In an IPO roadshow presentation, you will typically have 30 minutes for the pitch and 30 minutes for being peppered with questions, writes Elizabeth MacBride for Forbes. To maximize the strength of your pitch, you should be framing it as a narrative because presentations are boring, but stories are fun. So, add a little story to your presentation and you’ve got something that will not only keep people awake, it may even convince them to throw some cash your way.

Now, the whole “have a narrative” thing is nothing new. In fact, you’ve probably heard it hundreds of times by now. But, just having a narrative isn’t enough. You also have to use it effectively. And that’s where learning from others’ mistakes comes into play.

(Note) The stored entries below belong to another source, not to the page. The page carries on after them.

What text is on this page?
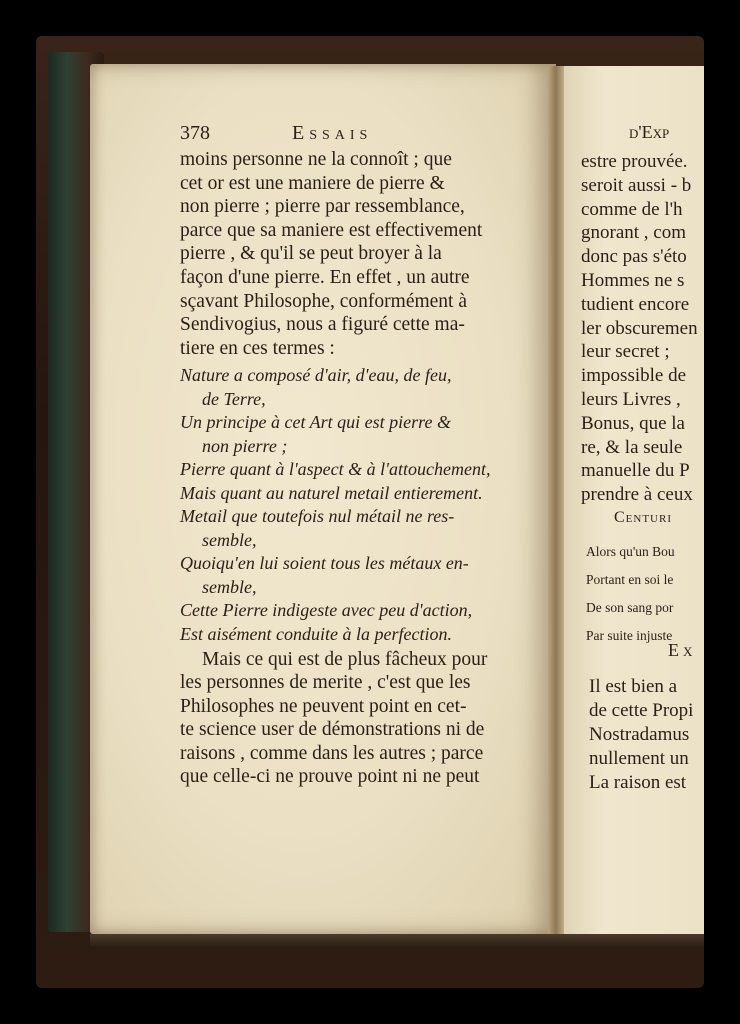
378	Essais
moins personne ne la connoît ; que
cet or est une maniere de pierre &
non pierre ; pierre par ressemblance,
parce que sa maniere est effectivement
pierre , & qu'il se peut broyer à la
façon d'une pierre. En effet , un autre
sçavant Philosophe, conformément à
Sendivogius, nous a figuré cette ma-
tiere en ces termes :
Nature a composé d'air, d'eau, de feu,
de Terre,
Un principe à cet Art qui est pierre &
non pierre ;
Pierre quant à l'aspect & à l'attouchement,
Mais quant au naturel metail entierement.
Metail que toutefois nul métail ne res-
semble,
Quoiqu'en lui soient tous les métaux en-
semble,
Cette Pierre indigeste avec peu d'action,
Est aisément conduite à la perfection.
Mais ce qui est de plus fâcheux pour
les personnes de merite , c'est que les
Philosophes ne peuvent point en cet-
te science user de démonstrations ni de
raisons , comme dans les autres ; parce
que celle-ci ne prouve point ni ne peut
d'Exp
estre prouvée.
seroit aussi - b
comme de l'h
gnorant , com
donc pas s'éto
Hommes ne s
tudient encore
ler obscuremen
leur secret ;
impossible de
leurs Livres ,
Bonus, que la
re, & la seule
manuelle du P
prendre à ceux
Centuri
Alors qu'un Bou
Portant en soi le
De son sang por
Par suite injuste
Ex
Il est bien a
de cette Propi
Nostradamus
nullement un
La raison est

To figure out the top mistakes companies make with their IPO roadshow pitches, MacBride spoke with Brad Kinnish, director of investment banking at Deutsche Bank, Kristian Andersen, founder of consultancy firm Studio Science, and Nathan Sinsabaugh, the design director at Indianapolis-based design firm Rally.

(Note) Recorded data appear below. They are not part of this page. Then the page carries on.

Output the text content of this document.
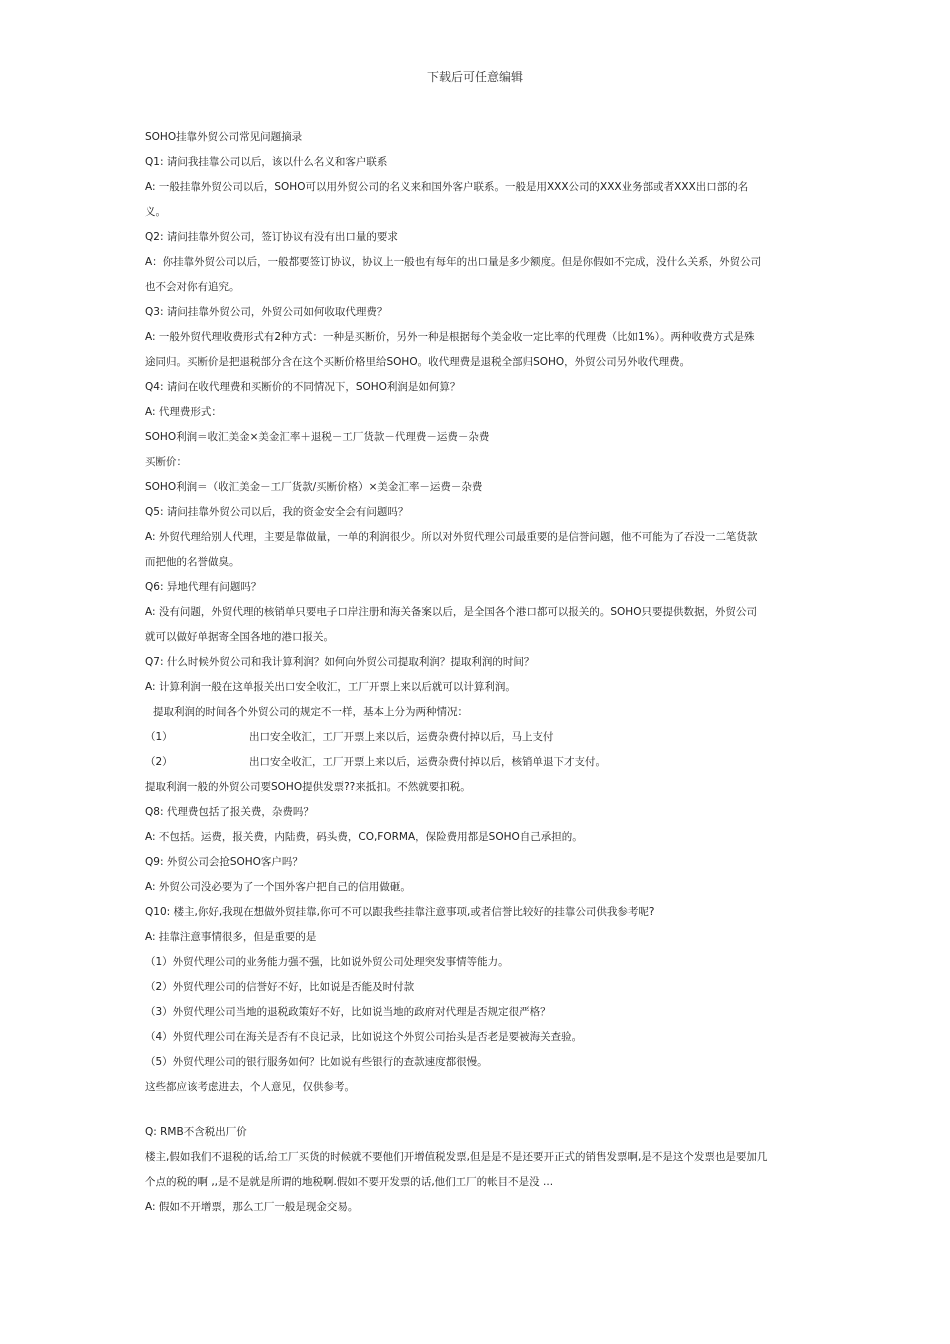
下载后可任意编辑
SOHO挂靠外贸公司常见问题摘录
Q1: 请问我挂靠公司以后，该以什么名义和客户联系
A: 一般挂靠外贸公司以后，SOHO可以用外贸公司的名义来和国外客户联系。一般是用XXX公司的XXX业务部或者XXX出口部的名
义。
Q2: 请问挂靠外贸公司，签订协议有没有出口量的要求
A：你挂靠外贸公司以后，一般都要签订协议，协议上一般也有每年的出口量是多少额度。但是你假如不完成，没什么关系，外贸公司
也不会对你有追究。
Q3: 请问挂靠外贸公司，外贸公司如何收取代理费？
A: 一般外贸代理收费形式有2种方式：一种是买断价，另外一种是根据每个美金收一定比率的代理费（比如1%）。两种收费方式是殊
途同归。买断价是把退税部分含在这个买断价格里给SOHO。收代理费是退税全部归SOHO，外贸公司另外收代理费。
Q4: 请问在收代理费和买断价的不同情况下，SOHO利润是如何算？
A: 代理费形式：
SOHO利润＝收汇美金×美金汇率＋退税－工厂货款－代理费－运费－杂费
买断价：
SOHO利润＝（收汇美金－工厂货款/买断价格）×美金汇率－运费－杂费
Q5: 请问挂靠外贸公司以后，我的资金安全会有问题吗？
A: 外贸代理给别人代理，主要是靠做量，一单的利润很少。所以对外贸代理公司最重要的是信誉问题，他不可能为了吞没一二笔货款
而把他的名誉做臭。
Q6: 异地代理有问题吗？
A: 没有问题，外贸代理的核销单只要电子口岸注册和海关备案以后，是全国各个港口都可以报关的。SOHO只要提供数据，外贸公司
就可以做好单据寄全国各地的港口报关。
Q7: 什么时候外贸公司和我计算利润？如何向外贸公司提取利润？提取利润的时间？
A: 计算利润一般在这单报关出口安全收汇，工厂开票上来以后就可以计算利润。
提取利润的时间各个外贸公司的规定不一样，基本上分为两种情况：
（1）	出口安全收汇，工厂开票上来以后，运费杂费付掉以后，马上支付
（2）	出口安全收汇，工厂开票上来以后，运费杂费付掉以后，核销单退下才支付。
提取利润一般的外贸公司要SOHO提供发票??来抵扣。不然就要扣税。
Q8: 代理费包括了报关费，杂费吗？
A: 不包括。运费，报关费，内陆费，码头费，CO,FORMA，保险费用都是SOHO自己承担的。
Q9: 外贸公司会抢SOHO客户吗？
A: 外贸公司没必要为了一个国外客户把自己的信用做砸。
Q10: 楼主,你好,我现在想做外贸挂靠,你可不可以跟我些挂靠注意事项,或者信誉比较好的挂靠公司供我参考呢?
A: 挂靠注意事情很多，但是重要的是
（1）外贸代理公司的业务能力强不强，比如说外贸公司处理突发事情等能力。
（2）外贸代理公司的信誉好不好，比如说是否能及时付款
（3）外贸代理公司当地的退税政策好不好，比如说当地的政府对代理是否规定很严格？
（4）外贸代理公司在海关是否有不良记录，比如说这个外贸公司抬头是否老是要被海关查验。
（5）外贸代理公司的银行服务如何？比如说有些银行的查款速度都很慢。
这些都应该考虑进去，个人意见，仅供参考。
Q: RMB不含税出厂价
楼主,假如我们不退税的话,给工厂买货的时候就不要他们开增值税发票,但是是不是还要开正式的销售发票啊,是不是这个发票也是要加几
个点的税的啊 ,,是不是就是所谓的地税啊.假如不要开发票的话,他们工厂的帐目不是没 ...
A: 假如不开增票，那么工厂一般是现金交易。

“It’s become theater,” MacBride quotes Sinsabaugh as saying. “Brand messaging, storytelling and design used to not be a consideration a decade ago.”

As MacBride points out, more services and products are being commoditized, which means brand, culture and story are some of the few differentiators left between companies.

To effectively get their message across, companies often have to (and should) decrease their amount of slides from north of 80 to south of 35. To do that, a company needs to stick to highlighting five key themes that effectively tell the firm’s story. This includes the difficult theme of what makes your company different.

Companies who are looking to go public can help their IPO pitches by avoiding these seven common mistakes:

  1. Comparing your company to a different one

Comparing your company to an already successful company in another industry (à la “We’re the Airbnb of [insert industry here]”) is only helpful to you in casual conversation, MacBride says. However, if you’re relying on those types of comparisons during a pitch, Sinsabaugh says, you’re going to have problems.

Plus, MacBride adds, you open yourself up to the ol’ “I know Airbnb and you’re no Airbnb.” Not what you want.

  1. Concentrating too much on the past

While listing some accomplishments is helpful, relying too heavily on past accomplishments isn’t good. When you’re pitching your company, you are, in part, pitching its ability to be strategic and forward thinking. Looking back is, of course, the exact opposite of this.

However, you also cannot give the impression that you’re willing to immediately drop your company identity if the market goes a bit sour.

Sometimes a shift may be needed and you may want to start your public company life as something a bit different, but you will still need to clearly convey the reasons for that shift.

  1. Underestimating how much your attendees know

Thinking that you’re talking to people who have absolutely no knowledge about your company is what MacBride calls an absolute killer.

Investors are out there doing their homework on your company.

“They are experts at discerning truth from fiction,” Kinnish says. “If they find a chink in the armor they will be persistent in exploring that.”

  1. Forgetting about the culture

Company culture is important and needs to be addressed in at least one slide. This lets you talk about your employees (the people who actually make up your company) and to let investors know that you’re building the company for the long term.

  1. Getting defensive

If investors bring up a touchy subject for the company, immediately going on the defensive can spell doom for a pitch. You don’t want to skip over it, either, though.

“Enable it for a period of time,” Kinnish suggests, “and then say, ‘we’re happy to chat about this more. If there’s time remaining we can come back to it.’”

If you allow the questioning about a touchy subject to go on for too long, it may spiral out of control rather quickly.

  1. Leaving out the personality

The CEO gets to be the star of the show for a presentation and investors want to see who the CEO really is. It helps if the CEO is charismatic and high-impact, but regardless of the type of person the CEO is, they’ll need to work that into the presentation for authenticity. That’s not to say the CEO should go out of their way to be someone they’re not. But, the more they can let their personality shine through, the more authentic the pitch will be.

  1. Making the presentation too complex

US Securities and Exchange rules do not allow for investors to get a copy of the presentation, so you can’t make your charts and graphs too complex. They need to be focused, simple and convey one thing that the audience can grasp easily (namely; growth).

Also, colors matter, so keep that in mind. While bright colors are good, bright red has negative connotations (think; panic button or alarm) so you’ll want to stay away from that one.

If you have a strong narrative and you stick to keeping things simple and authentic, an IPO roadshow will likely have success. MacBride says they rarely fail completely, which she describes as having investors say they’ll buy the stock at much less than what the company believes it’s worth. “Doing a good job,” she says, “is the difference between pricing in your range and pricing above it.”